Even if you’re the most human-centered leader your team has ever worked for, it’s possible you could be creating false urgency from time to time.
After all, you’re a great boss and your employees trust you. If you think something is important so do they.
Of course, they may think your request is extra important because it came from you, and drop everything to get to it right away.
Yes, you want your team to act with true urgency about what matters most. And, one of the most important skills you can teach them is to distinguish what those Most Important Things (MITs) are.
How Leaders Unknowingly Create False Urgency
Even if you’re not trying to create false urgency, if you are the “boss” and you say “jump” (through your words or unintentional reactions), your team will likely start jumping.
Since it’s difficult to jump and do much else at the same time, the important work you really want your team to do gets put to the side.
And if YOUR boss reacts with false urgency and YOU start jumping, they will likely jump higher or deeper.
In fact, your team may begin anticipating your reactions and doing all kinds of jumping and gymnastics without being asked. More balls are dropped in all that jumping in reaction to the false urgency.
In many organizations, the whole urgent vs. important matrix is trumped when someone in authority has a need. Suddenly issues that would normally fall into the “urgent but not important” category become the most important in a false urgency crisis.
It doesn’t have to be this way.
How To Stay Focused on the Truly Urgent
You can prevent false urgency by following seven important guidelines.
1. Build an environment that encourages constructive dissent.
Give your team the authority to slow you down (see Give the Guy a Brake). Teach your team our I.N.S.P.I.R.E. method to productively share their concerns.
In our research on psychological safety that led to our book Courageous Cultures, 40% of respondents said they lacked the confidence to share their ideas. This article is a helpful conversation starter to encourage people to speak up, share their ideas, and encourage constructive dissent.
2. Pause before reacting.
Breathe. Work to manage your emotions and facial expressions. Your team will take their queues from the look on your face and your tone of voice. Consider the deeper implications of your immediate frustration.
If they drop everything to handle this fire drill, it helps to consider what they’re putting aside to make that happen.
3. Buffer your team from unrealistic urgency from above.
Learn to set realistic expectations around what is important
When assigning tasks, be sure to “schedule the finish (one of our 6 leadership competencies you can’t lead without.”
4. Isolate the incident from the trend.
To prevent false urgency, avoid the temptation to extrapolate one bad occurrence to an organization-wide problem.
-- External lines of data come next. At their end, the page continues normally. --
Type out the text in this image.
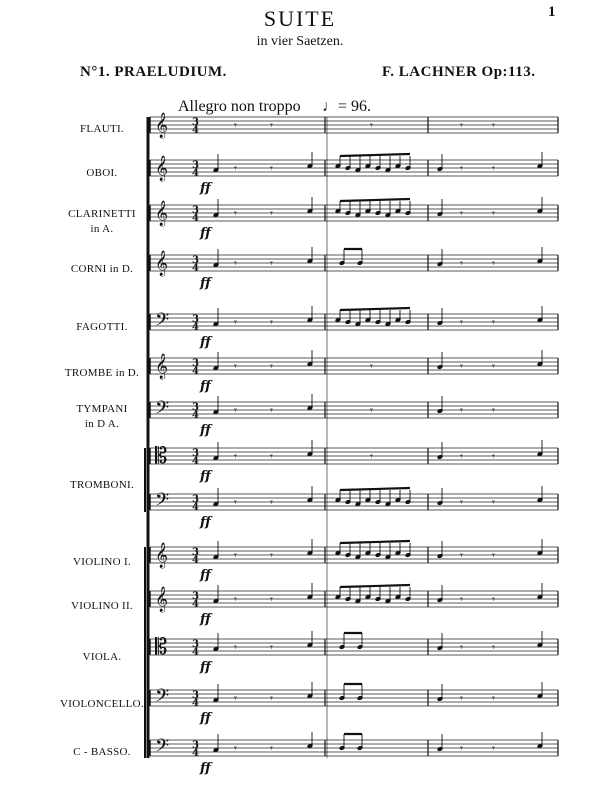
1
SUITE
in vier Saetzen.
N°1. PRAELUDIUM.	F. LACHNER Op:113.
Allegro non troppo ♩= 96.
FLAUTI.
OBOI.
CLARINETTI
in A.
CORNI in D.
FAGOTTI.
TROMBE in D.
TYMPANI
in D A.
TROMBONI.
VIOLINO I.
VIOLINO II.
VIOLA.
VIOLONCELLO.
C - BASSO.
𝄞 3
4
𝄞 3
4
𝄞 3
4
𝄞 3
4
𝄢 3
4
𝄞 3
4
𝄢 3
4
𝄡 3
4
𝄢 3
4
𝄞 3
4
𝄞 3
4
𝄡 3
4
𝄢 3
4
𝄢 3
4
𝄾	𝄾	𝄾	𝄾	𝄾
𝄾	𝄾	𝄾	𝄾
ff
𝄾	𝄾	𝄾	𝄾
ff
𝄾	𝄾	𝄾	𝄾
ff
𝄾	𝄾	𝄾	𝄾
ff
𝄾	𝄾	𝄾	𝄾	𝄾
ff
𝄾	𝄾	𝄾	𝄾	𝄾
ff
𝄾	𝄾	𝄾	𝄾	𝄾
ff
𝄾	𝄾	𝄾	𝄾
ff
𝄾	𝄾	𝄾	𝄾
ff
𝄾	𝄾	𝄾	𝄾
ff
𝄾	𝄾	𝄾	𝄾
ff
𝄾	𝄾	𝄾	𝄾
ff
𝄾	𝄾	𝄾	𝄾
ff
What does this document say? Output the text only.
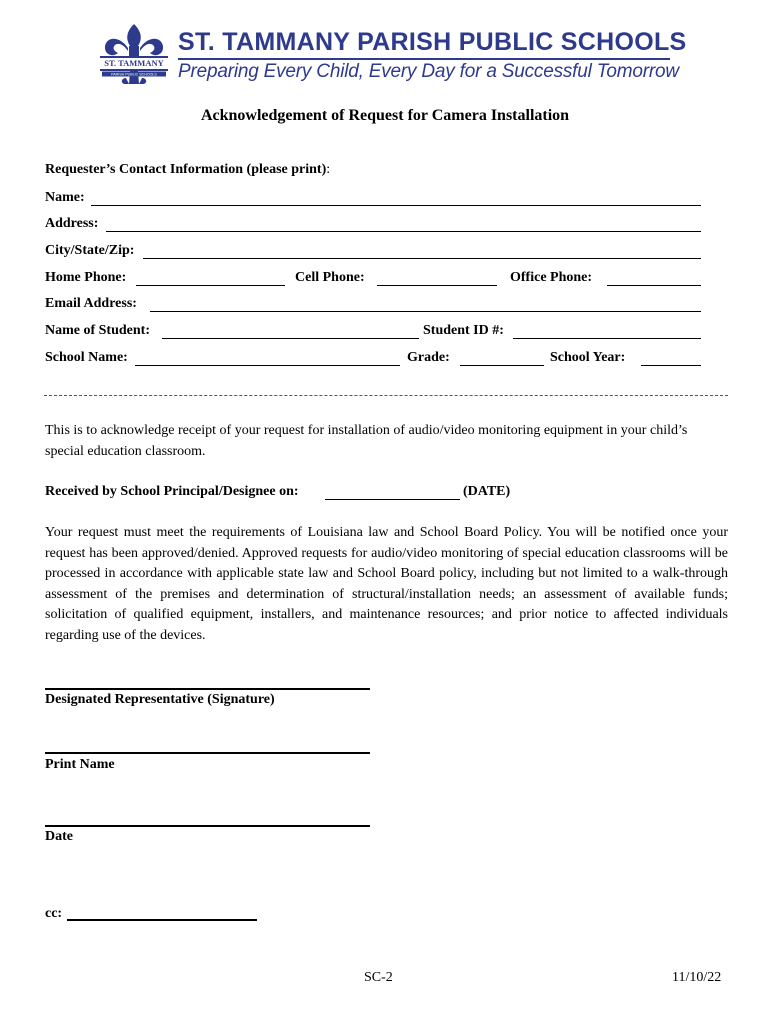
ST. TAMMANY
PARISH PUBLIC SCHOOLS
ST. TAMMANY PARISH PUBLIC SCHOOLS
Preparing Every Child, Every Day for a Successful Tomorrow
Acknowledgement of Request for Camera Installation
Requester’s Contact Information (please print):
Name:
Address:
City/State/Zip:
Home Phone:	Cell Phone:	Office Phone:
Email Address:
Name of Student:	Student ID #:
School Name:	Grade:	School Year:
This is to acknowledge receipt of your request for installation of audio/video monitoring equipment in your child’s special education classroom.
Received by School Principal/Designee on:	(DATE)
Your request must meet the requirements of Louisiana law and School Board Policy. You will be notified once your request has been approved/denied. Approved requests for audio/video monitoring of special education classrooms will be processed in accordance with applicable state law and School Board policy, including but not limited to a walk-through assessment of the premises and determination of structural/installation needs; an assessment of available funds; solicitation of qualified equipment, installers, and maintenance resources; and prior notice to affected individuals regarding use of the devices.
Designated Representative (Signature)
Print Name
Date
cc:
SC-2	11/10/22
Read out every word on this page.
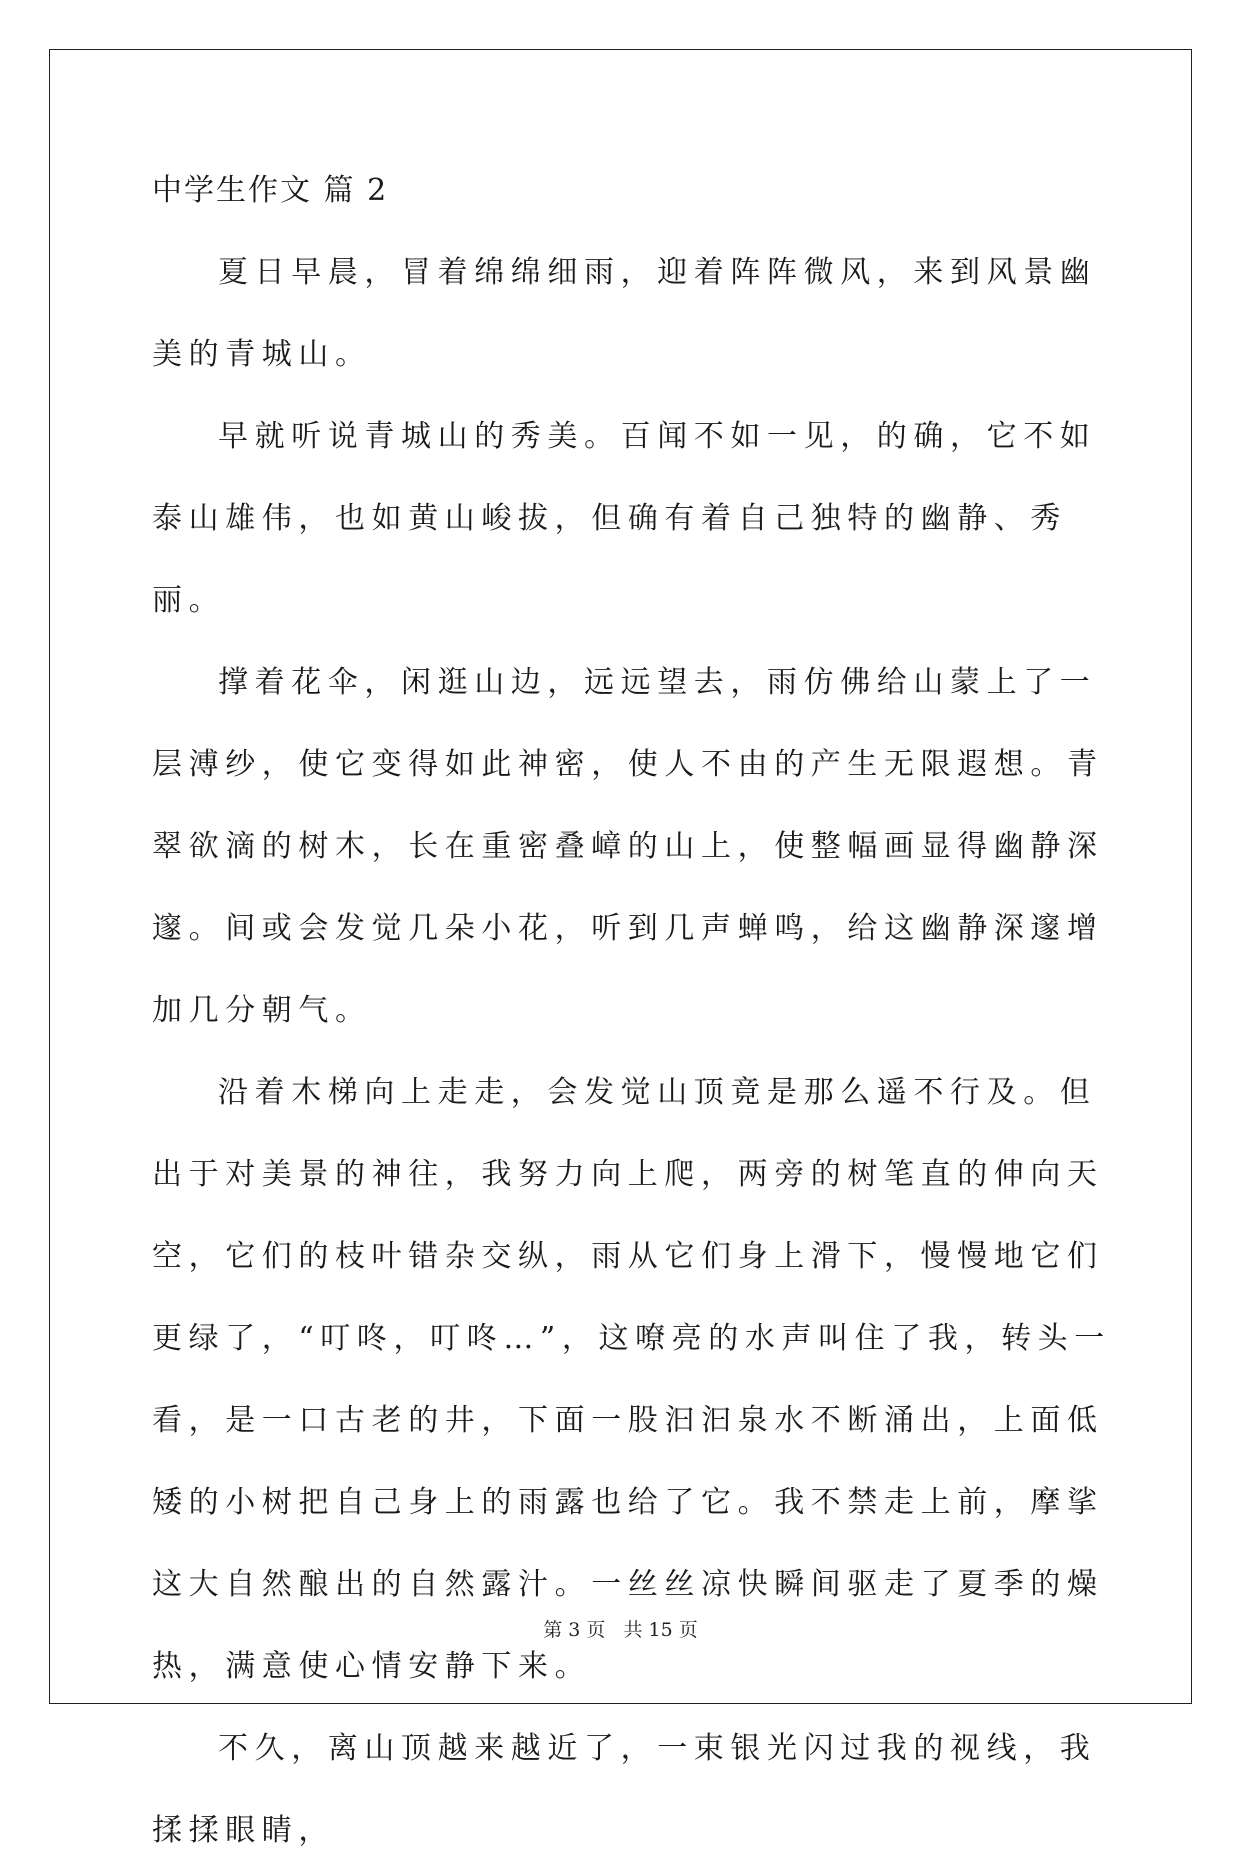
中学生作文 篇 2

夏日早晨，冒着绵绵细雨，迎着阵阵微风，来到风景幽美的青城山。

早就听说青城山的秀美。百闻不如一见，的确，它不如泰山雄伟，也如黄山峻拔，但确有着自己独特的幽静、秀丽。

撑着花伞，闲逛山边，远远望去，雨仿佛给山蒙上了一层溥纱，使它变得如此神密，使人不由的产生无限遐想。青翠欲滴的树木，长在重密叠嶂的山上，使整幅画显得幽静深邃。间或会发觉几朵小花，听到几声蝉鸣，给这幽静深邃增加几分朝气。

沿着木梯向上走走，会发觉山顶竟是那么遥不行及。但出于对美景的神往，我努力向上爬，两旁的树笔直的伸向天空，它们的枝叶错杂交纵，雨从它们身上滑下，慢慢地它们更绿了，“叮咚，叮咚…”，这嘹亮的水声叫住了我，转头一看，是一口古老的井，下面一股汩汩泉水不断涌出，上面低矮的小树把自己身上的雨露也给了它。我不禁走上前，摩挲这大自然酿出的自然露汁。一丝丝凉快瞬间驱走了夏季的燥热，满意使心情安静下来。

不久，离山顶越来越近了，一束银光闪过我的视线，我揉揉眼睛，

第 3 页   共 15 页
Ask for the data you need, but not more than you need to differentiate this.
5. Ensure you understand what work is being replaced by your urgent request.
Is what you need really the Most Important Thing?
6. Stay humble
Ensure your team is working on what is important, not doing everything you say because YOU are important.
The false urgency headwinds are against you on this. Your team will want to please you. They may think, “Hey, well at least I accomplished something today (as they set aside their more challenging work.). And, the boss is happy.”
What may feel like satisfying action in the short term may actually be undermining your long-term results.
Your turn.
What would you add? What’s your best advice for preventing false urgency?
Keeping an attitude that a leaders primary duty is to serve his/her team members is critical. It’s not my job to “run” our organization. It’s to equip and lead my team as they run the show. My goal is to make my team look good….and not by offering free haircare products, not that kind of good. You get my point I’m sure.
Eric, what? You don’t get involved in the grooming 😉 Thanks for sharing… i completely agree… thanks for adding.. “my goal is to make my team look good.” Exactly.
Karin,
These are all such great points. I think my favorite is #4 – why is it human nature to see one “bad thing” and then it becomes “we always” or “there’s a trend developing”? Great advice to take a deep breath and isolate – is it an anomaly or a true trend.
Jennifer, Great to have see you hear. Thanks so much for joining the conversation. Really enjoyed your post as well.
I have seen the impact false gravity can create. Rush out of the gates and end up with sloppy or sometimes incomplete results.
Ryan, so glad to have your insights! Thanks for sharing yes… gravity can be sloppy.